Paper 2 “Amateur cinema: from ethics to semantics” (Annamaria Motrescu-Mayes, University of Cambridge)
This paper will consider an in-depth analysis of how cultural and social networks of amateur cinema/media redefine key concepts of surveillance and media ethics. Examples selected from different amateur media genres, i.e. home movies, web-dramas, vlogs, snapchats, are central to the argument around issues of authenticity and of global, national and gender identities. This perspective becomes particularly relevant when considering amateur cinema/media as an ever-changing vernacular text within the global visual literacy and its efficacy in modelling new perspectives on media ethics and semantics. The current visual culture and its by-product literacy are constantly shared and shaped by a synchronous global network of producers-cum-audience. While studies of the rapid shifts in popular visual and digital culture have already been published and scholarship addressing home movies and/or amateur film culture is gaining momentum, the study of amateur cinema / media as a text able to challenge conventional critical methodologies is still an uncharted territory for most media scholars. The paper will advance the thesis that the study of amateur cinema/media prompts the renegotiation of established (cine/media) semiotic studies that locate film/visual culture within the logic of structural linguistics and, most importantly, within the fluid parameters of media ethics that define today’s new visual literacy. Several examples of amateur cinema/media will be discussed from this perspective with the aim to identify the ways in which visual identities, memories and histories have been negotiated within private networks (i.e. family, social clubs) of distribution and/or continue to be interpreted across online, free-access global media networks.

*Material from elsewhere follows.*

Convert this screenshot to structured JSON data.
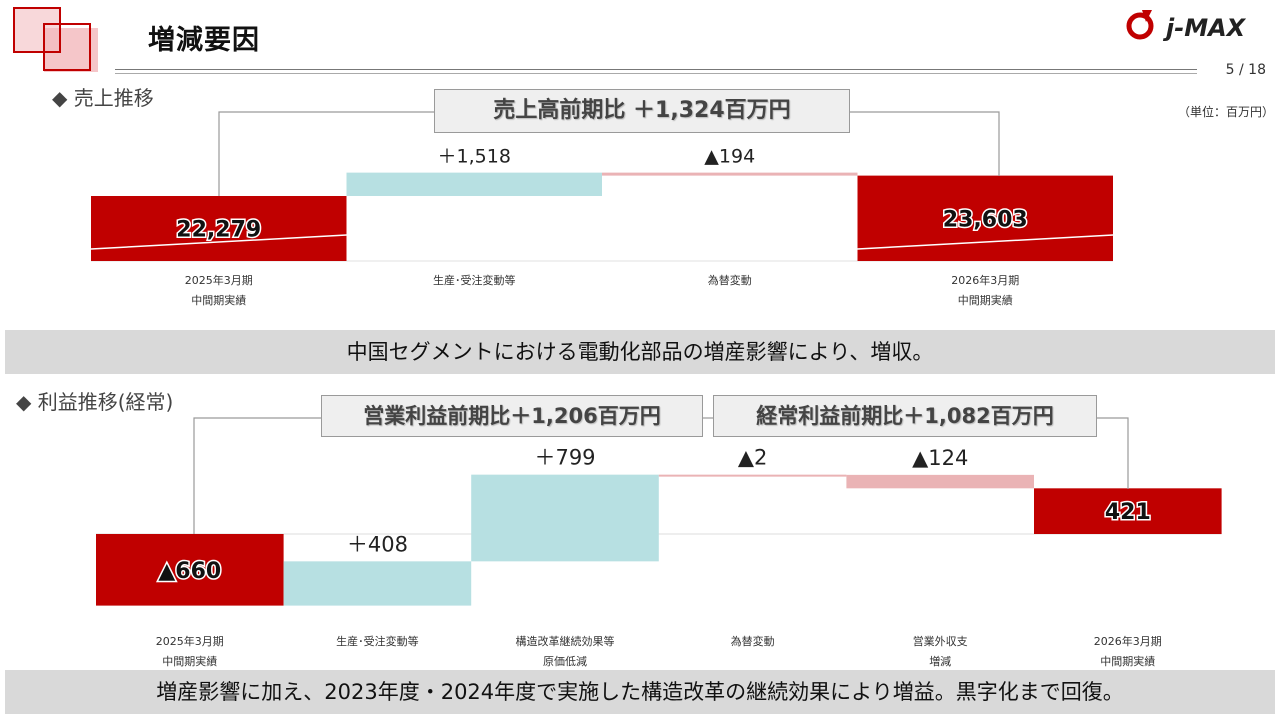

Paper 3 “Film Cans or Coffins?  Reframing “Amateur” Archives in the YouTube Era” (Caroline Frick, University of Texas at Austin)
In his oft-cited work on the develop of professionalism in the United States, scholar Burton Bledstein illustrates the shift from amateur to professional through the experience of nineteenth century coffin-makers.  From woodworker to “mortician,” and coffin to “casket,” Bledstein argues that these practitioners strived to distance themselves from their craftsman origins to gain closer links to the loftier position of medical “physician.”  The contemporary evolution of YouTube personality into broadcasting star mirrors such shifts and harkens to the advent of the Hollywood celebrity system, grooming the unknown into well-trained studio player.  The intersections between industry, amateur, technology, and the historical media canon offer compelling evidence for a closer look at the nuances of “amateur” film and video.  With a case study of amateur “horror” genre content from the Texas Archive of the Moving Image, this paper will address the challenges of generic classification presented by repurposed “amateur” archival content online.  The 1966 feature film, Manos: The Hands of Fate, created by a fertilizer salesman from El Paso to win a bet, offers a unique example of the ongoing life cycle of archival media:  From nearly orphaned amateur relic, to cable celebrity status, to online viral click-bait, amateur horror refuses to be relegated to the coffin-like nature of an obsolete film can.